Sur le remboursement des indemnités de chômage
En application de l’article L. 1235-4 du code du travail, il convient de confirmer la décision de première instance qui a ordonné le remboursement par la société Compagnie IBM France aux organismes concernés, parties au litige par l’effet de la loi, des indemnités de chômage qu’ils ont versées à M. [R] à compter du jour de son licenciement, et ce à concurrence de six mois.
Sur les demandes accessoires
La décision de première instance sera confirmée en ses dispositions relatives aux dépens et frais irrépétibles.
La société IBM sera condamnée aux dépens d’appel, dont distraction au profit de Me Laskar en application de l’article 699 du code de procédure civile.
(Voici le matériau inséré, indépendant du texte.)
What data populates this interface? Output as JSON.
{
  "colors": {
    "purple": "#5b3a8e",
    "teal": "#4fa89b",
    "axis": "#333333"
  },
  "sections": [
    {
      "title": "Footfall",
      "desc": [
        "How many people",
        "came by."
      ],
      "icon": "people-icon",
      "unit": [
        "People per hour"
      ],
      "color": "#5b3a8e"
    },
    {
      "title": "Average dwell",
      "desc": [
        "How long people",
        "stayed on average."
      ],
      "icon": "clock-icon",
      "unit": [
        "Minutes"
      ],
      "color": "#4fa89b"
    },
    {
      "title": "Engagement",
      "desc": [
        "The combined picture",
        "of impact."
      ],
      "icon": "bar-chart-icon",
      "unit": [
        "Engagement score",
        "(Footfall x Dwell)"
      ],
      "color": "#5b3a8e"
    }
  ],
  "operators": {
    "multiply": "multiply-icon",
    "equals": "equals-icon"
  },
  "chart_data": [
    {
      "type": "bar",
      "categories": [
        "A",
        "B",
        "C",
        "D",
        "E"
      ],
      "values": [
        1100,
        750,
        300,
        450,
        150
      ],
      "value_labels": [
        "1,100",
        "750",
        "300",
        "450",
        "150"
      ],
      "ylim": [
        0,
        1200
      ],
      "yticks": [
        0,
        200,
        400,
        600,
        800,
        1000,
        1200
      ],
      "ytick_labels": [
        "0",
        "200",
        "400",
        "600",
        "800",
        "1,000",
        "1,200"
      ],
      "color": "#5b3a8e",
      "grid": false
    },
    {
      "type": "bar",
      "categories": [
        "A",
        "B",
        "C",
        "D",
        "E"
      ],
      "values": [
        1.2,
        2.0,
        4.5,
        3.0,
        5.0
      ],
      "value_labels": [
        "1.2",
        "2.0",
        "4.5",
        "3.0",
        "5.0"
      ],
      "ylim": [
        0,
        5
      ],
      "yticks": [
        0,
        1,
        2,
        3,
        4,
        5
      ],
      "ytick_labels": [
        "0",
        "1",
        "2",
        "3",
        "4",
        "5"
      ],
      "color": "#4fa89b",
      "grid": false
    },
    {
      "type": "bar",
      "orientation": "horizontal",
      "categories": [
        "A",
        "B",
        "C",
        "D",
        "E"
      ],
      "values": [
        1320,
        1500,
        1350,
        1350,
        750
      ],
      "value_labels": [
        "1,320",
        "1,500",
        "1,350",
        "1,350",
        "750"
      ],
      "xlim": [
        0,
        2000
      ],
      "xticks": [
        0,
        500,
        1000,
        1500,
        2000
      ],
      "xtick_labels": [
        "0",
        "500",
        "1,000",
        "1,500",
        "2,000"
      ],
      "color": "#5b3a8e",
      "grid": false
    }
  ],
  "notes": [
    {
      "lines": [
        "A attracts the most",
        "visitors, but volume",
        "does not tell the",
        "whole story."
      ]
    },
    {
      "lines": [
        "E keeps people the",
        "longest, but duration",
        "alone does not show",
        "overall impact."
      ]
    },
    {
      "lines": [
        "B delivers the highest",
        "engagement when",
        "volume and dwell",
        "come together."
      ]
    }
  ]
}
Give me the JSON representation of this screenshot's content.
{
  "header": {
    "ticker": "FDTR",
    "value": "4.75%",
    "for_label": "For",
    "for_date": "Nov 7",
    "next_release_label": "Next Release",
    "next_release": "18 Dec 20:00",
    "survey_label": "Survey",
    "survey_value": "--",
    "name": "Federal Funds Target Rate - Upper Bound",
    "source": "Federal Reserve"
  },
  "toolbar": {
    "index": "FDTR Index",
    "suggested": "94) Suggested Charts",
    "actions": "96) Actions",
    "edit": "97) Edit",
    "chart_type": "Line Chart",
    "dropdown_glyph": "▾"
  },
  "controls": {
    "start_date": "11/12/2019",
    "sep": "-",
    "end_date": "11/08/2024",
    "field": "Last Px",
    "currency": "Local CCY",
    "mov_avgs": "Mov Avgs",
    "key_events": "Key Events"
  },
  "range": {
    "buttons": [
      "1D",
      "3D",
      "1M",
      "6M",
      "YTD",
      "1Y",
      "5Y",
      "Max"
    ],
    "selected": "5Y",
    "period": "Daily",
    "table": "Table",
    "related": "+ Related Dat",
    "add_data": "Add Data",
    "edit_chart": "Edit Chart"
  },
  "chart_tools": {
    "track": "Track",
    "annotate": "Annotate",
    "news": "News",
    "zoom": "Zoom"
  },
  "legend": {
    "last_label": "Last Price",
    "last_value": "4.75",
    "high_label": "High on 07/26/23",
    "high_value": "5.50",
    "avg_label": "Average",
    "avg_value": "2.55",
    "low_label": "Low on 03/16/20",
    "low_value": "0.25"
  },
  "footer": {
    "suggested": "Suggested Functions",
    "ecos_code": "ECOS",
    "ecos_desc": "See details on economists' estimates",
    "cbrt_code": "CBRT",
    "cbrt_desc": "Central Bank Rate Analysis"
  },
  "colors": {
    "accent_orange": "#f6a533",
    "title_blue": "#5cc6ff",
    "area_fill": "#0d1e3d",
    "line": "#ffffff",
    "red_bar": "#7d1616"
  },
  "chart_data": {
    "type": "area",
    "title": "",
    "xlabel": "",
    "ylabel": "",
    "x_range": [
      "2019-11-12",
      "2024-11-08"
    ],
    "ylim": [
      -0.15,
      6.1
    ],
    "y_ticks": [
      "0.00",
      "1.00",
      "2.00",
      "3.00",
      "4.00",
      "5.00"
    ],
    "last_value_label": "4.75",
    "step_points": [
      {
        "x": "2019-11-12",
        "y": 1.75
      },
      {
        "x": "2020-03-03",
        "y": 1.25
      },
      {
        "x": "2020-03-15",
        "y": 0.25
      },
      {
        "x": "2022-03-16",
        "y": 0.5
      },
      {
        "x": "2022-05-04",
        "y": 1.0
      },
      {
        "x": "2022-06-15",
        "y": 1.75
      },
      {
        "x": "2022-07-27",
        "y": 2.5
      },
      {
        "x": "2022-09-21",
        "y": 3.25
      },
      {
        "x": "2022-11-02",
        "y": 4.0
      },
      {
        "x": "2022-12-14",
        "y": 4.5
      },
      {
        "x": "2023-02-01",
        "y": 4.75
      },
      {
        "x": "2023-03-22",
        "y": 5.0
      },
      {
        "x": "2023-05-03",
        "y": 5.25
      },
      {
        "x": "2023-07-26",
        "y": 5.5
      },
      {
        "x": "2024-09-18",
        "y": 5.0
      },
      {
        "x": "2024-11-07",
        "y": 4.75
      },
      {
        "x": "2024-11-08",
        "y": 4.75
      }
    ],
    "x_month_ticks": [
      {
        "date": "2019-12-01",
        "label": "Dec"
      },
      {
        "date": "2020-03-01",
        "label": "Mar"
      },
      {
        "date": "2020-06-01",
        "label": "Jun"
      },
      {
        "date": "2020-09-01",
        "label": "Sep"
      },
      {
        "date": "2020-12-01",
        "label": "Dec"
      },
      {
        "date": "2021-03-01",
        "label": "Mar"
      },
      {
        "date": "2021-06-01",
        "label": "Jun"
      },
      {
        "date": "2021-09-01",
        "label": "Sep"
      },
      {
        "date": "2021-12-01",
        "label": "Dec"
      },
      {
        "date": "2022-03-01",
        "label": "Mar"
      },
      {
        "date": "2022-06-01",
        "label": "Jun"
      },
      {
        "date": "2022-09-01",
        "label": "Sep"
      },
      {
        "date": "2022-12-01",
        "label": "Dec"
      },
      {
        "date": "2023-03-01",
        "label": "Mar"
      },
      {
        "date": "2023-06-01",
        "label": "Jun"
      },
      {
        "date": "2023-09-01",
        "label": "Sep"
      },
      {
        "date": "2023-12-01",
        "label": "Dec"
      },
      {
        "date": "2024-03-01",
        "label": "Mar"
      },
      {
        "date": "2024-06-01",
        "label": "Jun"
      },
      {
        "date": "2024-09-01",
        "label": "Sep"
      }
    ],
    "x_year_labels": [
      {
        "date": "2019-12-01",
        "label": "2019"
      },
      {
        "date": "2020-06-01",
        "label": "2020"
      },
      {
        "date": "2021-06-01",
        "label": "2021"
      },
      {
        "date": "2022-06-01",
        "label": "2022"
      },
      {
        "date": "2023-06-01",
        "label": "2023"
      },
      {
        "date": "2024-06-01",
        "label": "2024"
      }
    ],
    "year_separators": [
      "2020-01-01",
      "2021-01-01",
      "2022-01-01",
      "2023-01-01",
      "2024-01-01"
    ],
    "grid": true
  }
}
Elle sera condamnée à verser à M. [R] une somme de 2 000 euros au titre de l’article 700 du code de procédure civile au titre de la procédure d’appel, sa demande du même chef étant rejetée.
PAR CES MOTIFS
La cour, statuant publiquement, par arrêt mis à disposition au greffe, contradictoire et en dernier ressort,
Infirme le jugement rendu le 20 septembre 2021 par le conseil de prud’hommes de Mantes-la-Jolie excepté en ce qu’il a :
— débouté M. [R] de ses demandes de rappel de bonus, de RSU pour 2015 et 2016, d’indemnité compensatrice de préavis et des congés payés afférents et d’indemnité conventionnelle de licenciement,
— ordonné la capitalisation des intérêts,
— ordonné le remboursement par la société IBM France à Pôle emploi des indemnités de chômage versées à M. [R] à la suite de son licenciement, dans la limite de six mois conformément aux dispositions de l’article L. 1235-4 du code du travail,
— condamné la société IBM France à verser à M. [R] une somme de 2 000 euros au titre de l’article 700 du code de procédure civile,
— débouté la société IBM France de sa demande d’article 700 du code de procédure civile,
— condamné la société IBM France aux dépens,
Statuant de nouveau sur les chefs infirmés et y ajoutant,
Déclare nul le licenciement de M. [U] [F] [R] par la société Compagnie IBM France en date du 29 mars 2017,
Dit que la société Compagnie IBM France a manqué à son obligation de sécurité,
Condamne la société Compagnie IBM France à payer à M. [U] [F] [R] les sommes de :
— 10 000 euros à titre de dommages et intérêts pour violation de l’obligation de sécurité,
— 330 000 euros à titre d’indemnité pour licenciement nul,
— 13 000 euros à titre d’indemnité pour la perte de chance d’exercer les RSU déjà octroyées,
Dit que les créances de nature salariale porteront intérêts au taux légal à compter de la réception par l’employeur de sa convocation devant le bureau de conciliation et d’orientation du conseil de prud’hommes et les créances indemnitaires à compter de la présente décision,
Ordonne la capitalisation des intérêts en application de l’article 1343-2 du code civil,
Condamne la société Compagnie IBM France aux dépens d’appel,
Accorde le bénéfice de l’article 699 du code de procédure civile à Me Agnès Laskar, avocat,
Dit qu’une copie numérique du présent arrêt sera adressée par le greffe par voie électronique à la direction générale de France Travail [Pôle emploi] conformément aux dispositions de l’article R. 1235-2 du code du travail,
Condamne la société Compagnie IBM France à payer à M. [U] [F] [R] une somme de 2 000 euros au titre de l’article 700 du code de procédure civile,
Déboute la société Compagnie IBM France de sa demande formée sur le fondement de l’article 700 du code de procédure civile.
Arrêt prononcé publiquement à la date indiquée par mise à disposition au greffe de la cour d’appel, les parties ayant été préalablement avisées dans les conditions prévues au deuxième alinéa de l’article 450 du code de procédure civile et signé par Mme Catherine Bolteau-Serre, présidente, et par Mme Gaëlle Rullier, greffière placée, à laquelle la minute de la décision a été remise par la magistrate signataire.